L'option militariste des Etats Unis menace tous les peuples. Elle procède
de la même logique qui fut naguère celle d'Adolf Hitler : modifier par la
violence militaire les rapports économiques et sociaux en faveur du
« Herrenfolk » du jour. Cette option, en s'imposant au devant de la scène,
surdétermine toutes les conjonctures politiques, car la poursuite du
déploiement de ce projet fragiliserait à l'extrême toutes les avancées que
les peuples pourraient obtenir par leurs luttes sociales et démocratiques.
Mettre en échec le projet militariste des Etats Unis devient alors la tâche
première, la responsabilité majeure pour tous.
L'agression militaire ne s'arrêtera pas aux pays qui en sont les victimes
directes jusqu'à ce jour. Au delà le contrôle militaire de toute la planète
vise directement la Russie, la Chine, l'Inde et l'Iran soumettant ces pays
au chantage permanent d'interventions militaires conduites à partir des
bases militaires permanentes que les Etats Unis installent dans le Moyen
Orient et en Asie centrale, comme elle s'emploie à subalterniser l'Europe
par le contrôle exclusif par Washington des plus importantes ressources
pétrolières de la planète. De la même manière le Plan Colombie constitue
une menace permanente d'intervention dirigée principalement contre le
Brésil. L'establishment de Washington ne cache pas ses intentions : il a
horreur des « grands pays », qui pourraient un jour ou l'autre lui
résister. Il est décidé à empêcher par tous les moyens y compris militaires
que ceux-ci ne parviennent à se développer suffisamment pour le pouvoir.
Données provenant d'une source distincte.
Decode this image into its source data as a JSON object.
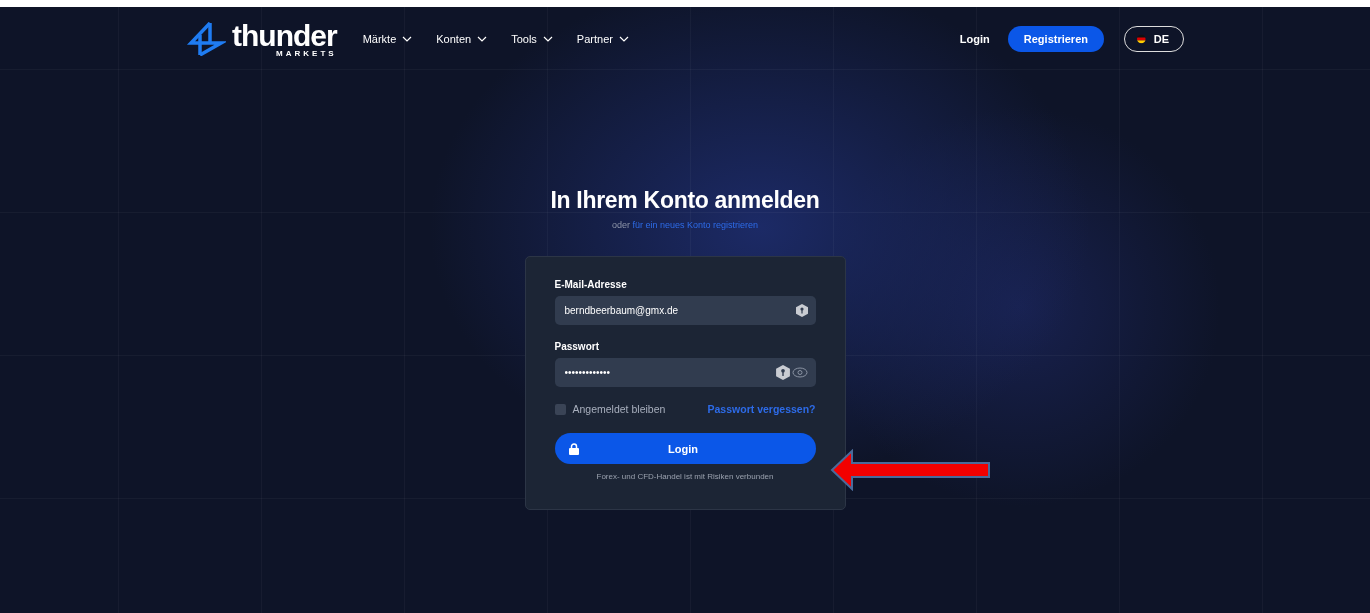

Le combat pour mettre en échec le projet des Etats Unis est certainement
multiforme. Il comporte ses aspects diplomatiques (défendre le droit
international), militaires (le réarmement de tous les pays du monde pour
faire face aux agressions projetées par Washington s'impose – ne jamais
oublier que les Etats Unis ont utilisé les armes nucléaires quand ils en
avaient le monopole et y ont renoncé pendant le temps où ils ne l'avaient
plus) et politiques (notamment pour ce qui concerne la construction
européenne et la reconstruction d'un front des Non Alignés).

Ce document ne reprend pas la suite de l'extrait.